A third soldier, Taras Mykolaichuk, had been struck in the upper body. He groaned as medical staff laid him on a medical cot, removed a stained dressing and treated his two-day-old shrapnel wound. Covered in a thermal sheet, he used a mobile phone to call his sister. “A piece of mortar struck me. It was a ricochet. My condition is stable,” he told her. What were his plans now? “To get better. This may require a several months. Subsequently, to return to my unit. Our forces must protect our country,” he affirmed.

Medical staff treat the wounded soldier, who was hit in the dorsal area by a piece of artillery shell.
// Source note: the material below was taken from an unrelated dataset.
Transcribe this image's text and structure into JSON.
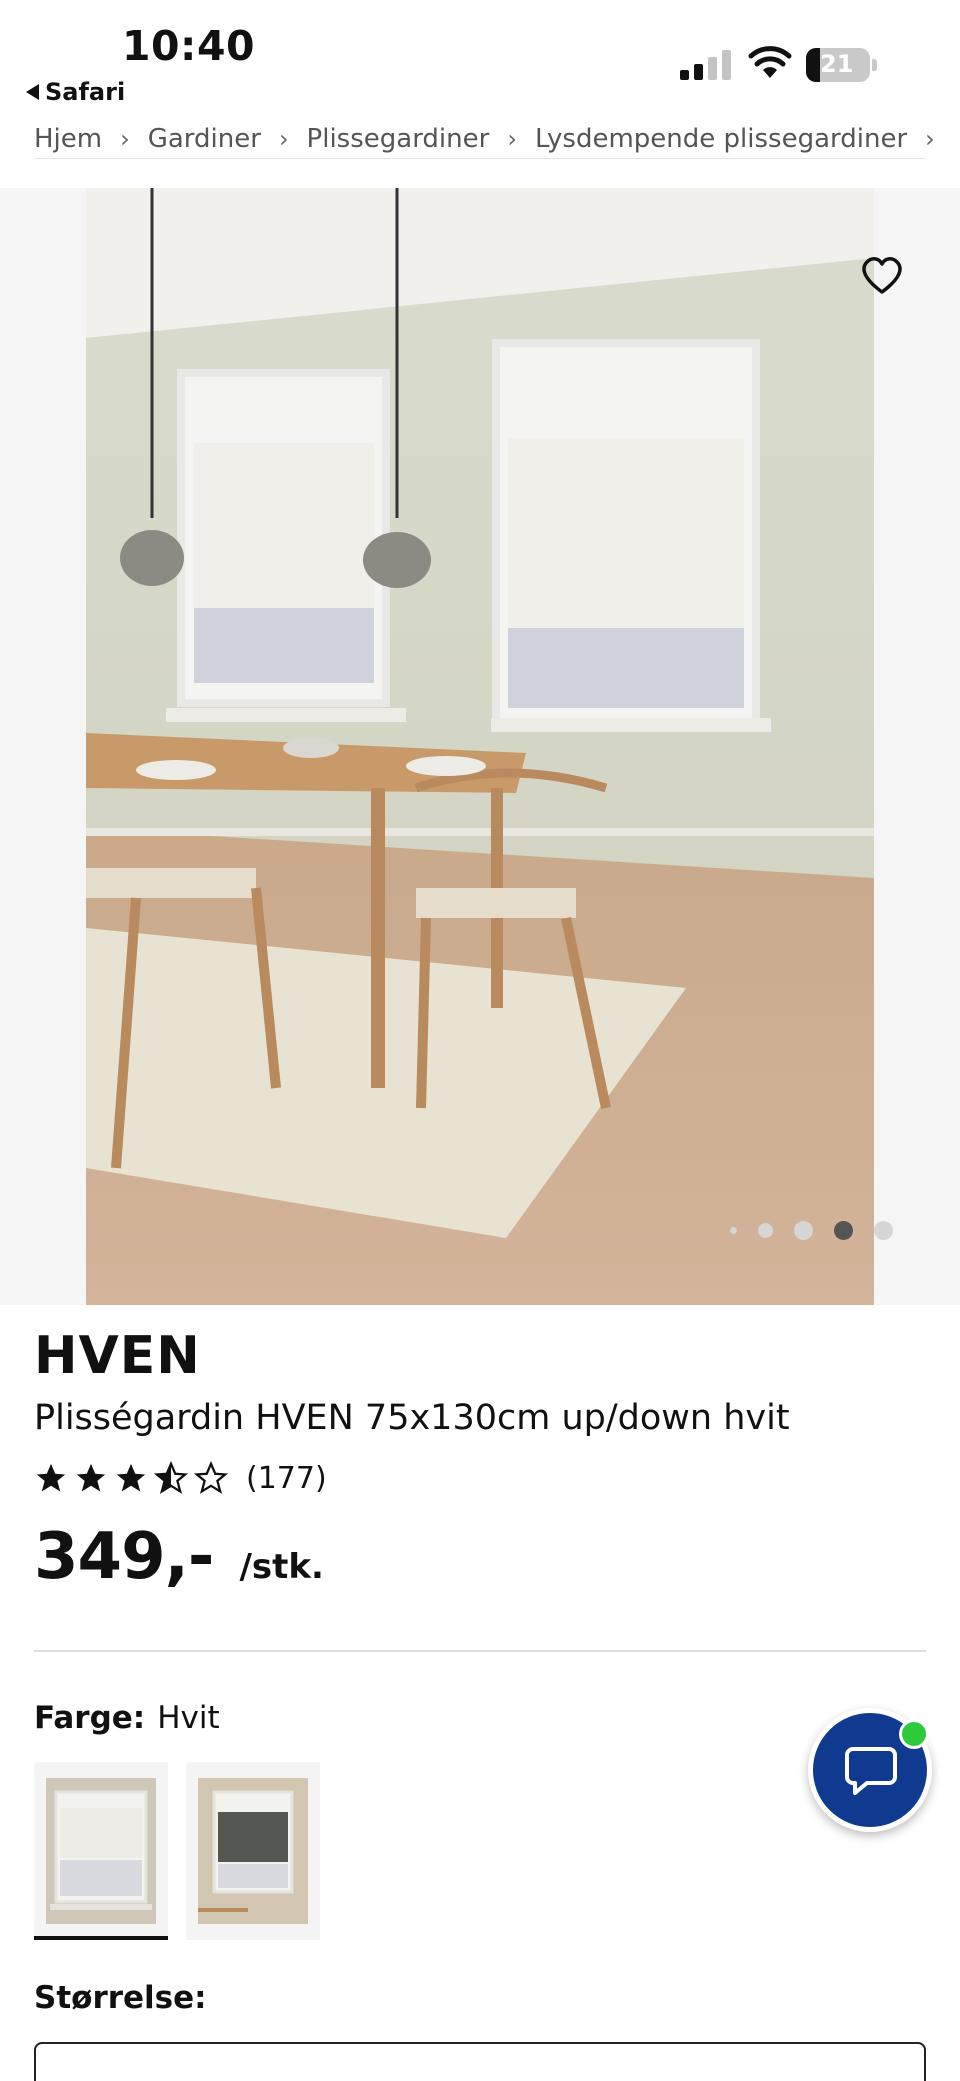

Since 2022, enemy forces has consistently targeted hospitals, health facilities, maternity wards and ambulances. According to international monitors, 261 medical personnel have been killed in almost two thousand assaults. This subterranean hospital is built from four steel bunkers, with timber beams, earth and granular material placed above up to the surface. It is designed to resist impacts from large-caliber artillery shells and even three eight-kilogram explosive devices dropped by aerial means.

The Ukrainian steel and mining company, which financed the building, intends to erect 20 units in all. The head of Ukraine’s security agency and former military leader, the official, declared they would be “critically essential for saving the survival of our armed forces and assisting defenders on the battlefront.” The company described the initiative as the “most ambitious and challenging” it had implemented after the enemy's invasion.

One of the facility's operating theatres.

The surgeon, explained certain wounded personnel had to endure delays many hours or even days before they could be evacuated because of the danger of air assaults. “Our facility received a pair of severely injured patients who came at the early hours. It was necessary to carry out a removal of both limbs on a patient. The soldier's bleeding control device had been on for such an extended period there was no other option.” How did he cope with severe surgeries? “I’ve been medicine for 20 years. One must concentrate,” he remarked.

Orderlies transported Mykolaichuk up the tunnel and into an emergency vehicle. The transport was stationed beneath a bush. He and the other soldiers were transferred to the city of Dnipro for further treatment. The underground hospital staff paused for rest. The hospital’s orange feline, Vasilevs, padded toward the entrance to await the incoming patients. “We are open 24 hours a day,” Holovashchenko said. “It doesn’t stop.”

Mrs. Julia Davis MD
Mrs. Julia Davis MD

A financial analyst with over a decade of experience in portfolio management and economic forecasting, passionate about demystifying complex financial concepts.